15. This Agreement constitutes the entire agreement between Lightspeed and Licensee with respect to the subject matter hereof, and supercedes and cancels all other prior agreements, discussion, or representations, whether oral or written. No modification to this Agreement shall be enforceable unless reduced to writing and signed by duly authorized representatives of Lightspeed and Licensee. No officer, employee, or representative of Lightspeed or Licensee has any authority to make any representation or promise in connection with this Agreement or the subject matter hereof which is not contained expressly in this Agreement. Licensee acknowledges and agrees that the failure of Lightspeed to enforce any of the specific provisions of this Agreement shall not act as a waiver by Lightspeed to further enforce that provision or any other provision of this Agreement or the exercise of any other right hereunder.
16. This Agreement is governed by the laws of the State of Washington, United States of America. Licensee agrees that jurisdiction and venue shall be in the Superior Court of the State of Texas, Dallas County, United States of America. Licensee indemnifies and holds harmless Lightspeed Media Corp. and it's principals from all legal claims arising from Licensee's use and/or distribution of the Licensed Materials, including but not limited to as it relates to the community standards and adult entertainment laws as set forth in the city/county, state, province or country of Licensee and its Web Sites.

I AGREE WITH ALL TERMS AND CONDITIONS:


LICENSEE: _______________________________________________________
Name of Company or Individual

BY: ______________________________________________________________
Signature of Individual or Authorized Officer


E-MAIL ADDRESS:_________________________________________________

Anonymous E-mail addresses are not acceptable.
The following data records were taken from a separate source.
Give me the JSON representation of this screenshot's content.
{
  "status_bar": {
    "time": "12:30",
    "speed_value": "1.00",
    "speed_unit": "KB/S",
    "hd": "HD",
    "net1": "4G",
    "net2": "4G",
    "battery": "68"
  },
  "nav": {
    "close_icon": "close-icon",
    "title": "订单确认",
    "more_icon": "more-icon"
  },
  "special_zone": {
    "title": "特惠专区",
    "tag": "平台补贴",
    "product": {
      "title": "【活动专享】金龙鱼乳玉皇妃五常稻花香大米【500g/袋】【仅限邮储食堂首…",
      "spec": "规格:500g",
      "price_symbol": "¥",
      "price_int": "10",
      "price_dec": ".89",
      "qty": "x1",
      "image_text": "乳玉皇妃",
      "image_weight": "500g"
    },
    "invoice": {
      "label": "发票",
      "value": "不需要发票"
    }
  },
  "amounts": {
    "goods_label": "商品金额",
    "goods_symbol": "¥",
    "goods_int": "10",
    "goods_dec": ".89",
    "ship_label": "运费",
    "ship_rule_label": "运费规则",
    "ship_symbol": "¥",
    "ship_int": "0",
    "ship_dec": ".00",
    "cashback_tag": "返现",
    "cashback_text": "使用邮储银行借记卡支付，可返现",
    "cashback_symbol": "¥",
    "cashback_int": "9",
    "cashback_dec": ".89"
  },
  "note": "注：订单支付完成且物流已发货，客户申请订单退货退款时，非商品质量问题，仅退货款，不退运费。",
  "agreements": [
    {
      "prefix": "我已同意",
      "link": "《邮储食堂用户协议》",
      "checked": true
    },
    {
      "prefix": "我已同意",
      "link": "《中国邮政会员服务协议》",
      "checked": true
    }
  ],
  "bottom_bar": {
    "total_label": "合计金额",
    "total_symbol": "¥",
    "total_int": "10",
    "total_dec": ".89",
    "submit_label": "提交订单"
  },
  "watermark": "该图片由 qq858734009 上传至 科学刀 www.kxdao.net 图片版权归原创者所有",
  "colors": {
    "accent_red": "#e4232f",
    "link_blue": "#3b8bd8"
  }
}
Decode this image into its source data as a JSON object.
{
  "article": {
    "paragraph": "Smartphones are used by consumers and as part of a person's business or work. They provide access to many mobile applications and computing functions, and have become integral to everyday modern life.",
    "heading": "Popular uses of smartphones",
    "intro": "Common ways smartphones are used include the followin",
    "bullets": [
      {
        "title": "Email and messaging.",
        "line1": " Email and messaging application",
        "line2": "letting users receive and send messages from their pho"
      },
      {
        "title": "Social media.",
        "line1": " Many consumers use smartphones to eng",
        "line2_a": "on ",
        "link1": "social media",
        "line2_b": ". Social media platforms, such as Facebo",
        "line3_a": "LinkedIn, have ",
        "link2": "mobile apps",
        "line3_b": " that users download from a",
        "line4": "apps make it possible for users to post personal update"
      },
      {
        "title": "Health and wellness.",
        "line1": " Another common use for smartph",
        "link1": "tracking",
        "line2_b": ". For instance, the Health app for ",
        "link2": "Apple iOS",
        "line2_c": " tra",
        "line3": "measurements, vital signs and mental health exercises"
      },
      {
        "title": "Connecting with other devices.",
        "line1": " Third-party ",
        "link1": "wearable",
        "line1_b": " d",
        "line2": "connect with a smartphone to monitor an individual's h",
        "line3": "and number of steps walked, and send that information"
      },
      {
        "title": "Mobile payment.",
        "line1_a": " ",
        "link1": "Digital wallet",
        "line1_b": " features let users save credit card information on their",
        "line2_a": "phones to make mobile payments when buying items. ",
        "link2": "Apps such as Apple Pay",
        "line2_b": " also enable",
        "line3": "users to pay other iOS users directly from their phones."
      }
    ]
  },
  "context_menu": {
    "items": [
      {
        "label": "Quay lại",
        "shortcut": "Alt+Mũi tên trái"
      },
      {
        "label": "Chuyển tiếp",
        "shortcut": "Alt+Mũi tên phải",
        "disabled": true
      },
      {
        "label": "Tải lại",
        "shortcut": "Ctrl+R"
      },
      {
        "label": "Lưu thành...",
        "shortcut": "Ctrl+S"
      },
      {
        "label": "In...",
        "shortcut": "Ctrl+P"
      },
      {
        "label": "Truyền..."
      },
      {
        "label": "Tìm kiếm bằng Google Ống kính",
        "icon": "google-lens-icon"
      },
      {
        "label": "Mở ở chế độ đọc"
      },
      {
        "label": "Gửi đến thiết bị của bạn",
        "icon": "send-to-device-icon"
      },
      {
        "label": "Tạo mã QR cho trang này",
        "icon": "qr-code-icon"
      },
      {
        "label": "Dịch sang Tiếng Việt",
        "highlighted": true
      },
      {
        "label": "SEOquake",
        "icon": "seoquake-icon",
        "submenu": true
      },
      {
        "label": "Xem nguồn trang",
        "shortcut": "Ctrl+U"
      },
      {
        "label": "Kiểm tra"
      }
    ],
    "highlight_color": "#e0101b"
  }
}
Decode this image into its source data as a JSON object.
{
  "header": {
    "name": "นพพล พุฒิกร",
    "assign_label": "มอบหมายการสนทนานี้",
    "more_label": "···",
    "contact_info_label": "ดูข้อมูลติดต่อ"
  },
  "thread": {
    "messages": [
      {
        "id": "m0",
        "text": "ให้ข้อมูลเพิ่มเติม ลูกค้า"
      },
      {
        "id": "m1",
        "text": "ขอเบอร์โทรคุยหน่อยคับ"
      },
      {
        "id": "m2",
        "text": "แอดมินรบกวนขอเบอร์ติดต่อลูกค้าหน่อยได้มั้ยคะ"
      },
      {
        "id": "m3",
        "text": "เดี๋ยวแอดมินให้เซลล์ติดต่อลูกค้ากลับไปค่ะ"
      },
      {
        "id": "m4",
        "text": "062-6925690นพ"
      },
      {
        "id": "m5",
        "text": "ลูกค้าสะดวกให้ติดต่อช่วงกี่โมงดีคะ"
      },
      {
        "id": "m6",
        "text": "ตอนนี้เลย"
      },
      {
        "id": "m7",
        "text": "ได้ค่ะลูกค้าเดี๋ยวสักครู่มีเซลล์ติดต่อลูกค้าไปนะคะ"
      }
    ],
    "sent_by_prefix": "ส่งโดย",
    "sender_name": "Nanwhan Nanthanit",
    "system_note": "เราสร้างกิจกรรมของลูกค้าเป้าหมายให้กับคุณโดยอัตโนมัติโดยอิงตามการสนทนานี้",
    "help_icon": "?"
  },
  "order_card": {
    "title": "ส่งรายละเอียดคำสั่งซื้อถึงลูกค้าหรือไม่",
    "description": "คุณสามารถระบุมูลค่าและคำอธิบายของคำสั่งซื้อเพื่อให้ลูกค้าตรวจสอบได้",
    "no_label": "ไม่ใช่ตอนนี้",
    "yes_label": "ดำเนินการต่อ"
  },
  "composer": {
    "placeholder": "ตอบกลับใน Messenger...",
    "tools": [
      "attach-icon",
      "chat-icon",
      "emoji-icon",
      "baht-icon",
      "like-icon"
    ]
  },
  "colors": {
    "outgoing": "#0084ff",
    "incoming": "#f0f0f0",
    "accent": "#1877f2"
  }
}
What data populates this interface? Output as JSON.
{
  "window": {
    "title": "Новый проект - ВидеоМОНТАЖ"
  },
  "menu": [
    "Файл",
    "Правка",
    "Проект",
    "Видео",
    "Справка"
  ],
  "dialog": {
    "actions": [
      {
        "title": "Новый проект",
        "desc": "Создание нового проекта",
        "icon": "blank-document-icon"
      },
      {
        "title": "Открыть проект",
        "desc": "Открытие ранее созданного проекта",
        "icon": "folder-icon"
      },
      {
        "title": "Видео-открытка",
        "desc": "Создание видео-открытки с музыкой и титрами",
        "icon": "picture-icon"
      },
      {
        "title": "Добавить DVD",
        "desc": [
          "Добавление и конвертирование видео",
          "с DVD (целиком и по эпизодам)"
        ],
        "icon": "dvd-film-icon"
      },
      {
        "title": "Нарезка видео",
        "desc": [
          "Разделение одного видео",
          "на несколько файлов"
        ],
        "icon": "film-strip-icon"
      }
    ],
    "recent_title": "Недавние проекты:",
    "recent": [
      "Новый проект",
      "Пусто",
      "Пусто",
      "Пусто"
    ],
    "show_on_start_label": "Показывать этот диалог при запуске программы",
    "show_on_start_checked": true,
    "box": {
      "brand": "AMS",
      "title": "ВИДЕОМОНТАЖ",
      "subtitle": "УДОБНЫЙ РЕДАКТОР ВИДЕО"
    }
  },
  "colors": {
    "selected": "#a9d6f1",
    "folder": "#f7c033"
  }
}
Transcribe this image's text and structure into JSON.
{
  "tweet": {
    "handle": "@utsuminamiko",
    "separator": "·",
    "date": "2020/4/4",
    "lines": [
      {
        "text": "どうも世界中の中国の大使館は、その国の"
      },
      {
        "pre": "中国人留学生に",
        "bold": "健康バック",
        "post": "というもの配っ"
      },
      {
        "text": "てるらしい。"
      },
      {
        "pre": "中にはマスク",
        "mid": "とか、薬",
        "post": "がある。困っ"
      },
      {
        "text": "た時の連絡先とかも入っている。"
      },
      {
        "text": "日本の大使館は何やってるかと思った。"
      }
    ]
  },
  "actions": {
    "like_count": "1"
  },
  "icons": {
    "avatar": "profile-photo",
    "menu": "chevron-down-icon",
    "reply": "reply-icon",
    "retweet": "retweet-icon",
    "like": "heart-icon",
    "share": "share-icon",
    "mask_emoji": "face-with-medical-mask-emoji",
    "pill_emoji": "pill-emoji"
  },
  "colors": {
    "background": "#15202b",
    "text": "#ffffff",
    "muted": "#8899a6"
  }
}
Hotmail and Third Party Remailers are not accepted. You must supply an E-mail address acceptable to FreshFaceContent Corp.


FreshFaceContent CORP:

_________________________________________________
By John Dallas, Manager


Please sign and date above and return to:
FreshFaceContent Corp
1904 Claks Lane. Suite 4
Redondo Beach, CA 90278

This license is not in effect until you return this Agreement and final payment and is accepted by FreshFaceContent Corp.